The one thing I didn’t receive from any medical personnel is what to expect through recovery – what type of pain is typical, how it might resolve, and how new pain might manifest as time goes on. I would have found this very helpful.
You go home to a lot of drugs – pain management, stomach/digestion/nausea meds, etc. That first morning home, I ate breakfast, took my meds, did a few slow laps around the house w my walker. Then, the world went black. I had a chance to warn my husband and my mom before I lost consciousness – he guided me to the floor taking very good care of my leg/hip. Not so much for my head which bounced off the floor. Priorities! 😂
911 was called, I got a visit from several EMTs (🔥), my vitals checked out, and I was helped back to bed. I spoke to the surgeon’s office and my surgeon afterward and its not unusual for this to happen as anesthesia wears off. I know my blood pressure had been trending lower than normal for me.

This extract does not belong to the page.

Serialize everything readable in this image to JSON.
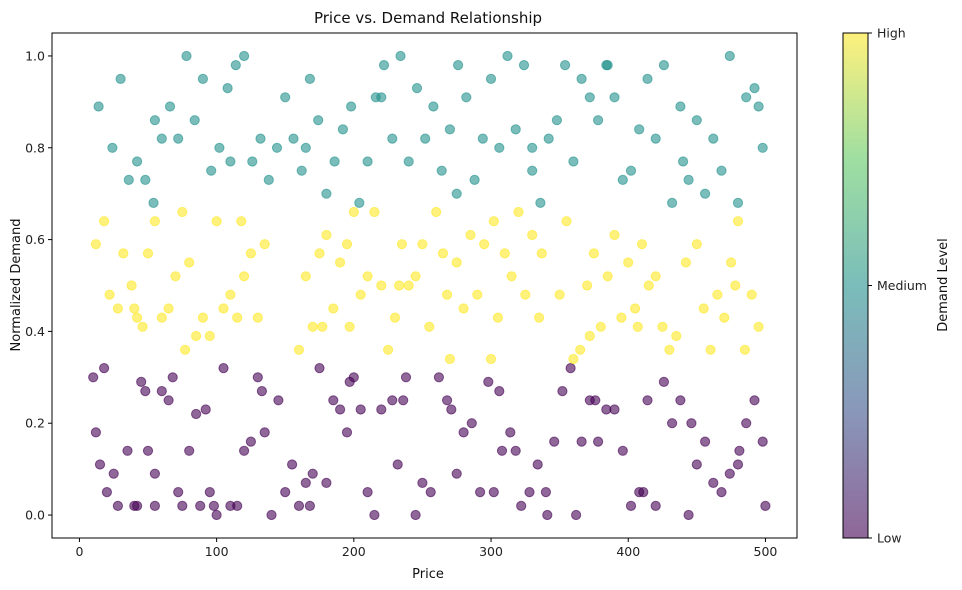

The pain. As long as I didn’t move and no one touched me, I didn’t hurt. While there was more pain and immobility than I expected, it wasn’t intolerable.
I did all the pre-op education, watched the videos about how to help yourself into bed. I call 🐂💩. I’m young and strong, and I needed help getting in and out of bed for 3 days. And even after I was able to get in and out of bed on my own, it often triggered muscle spasms.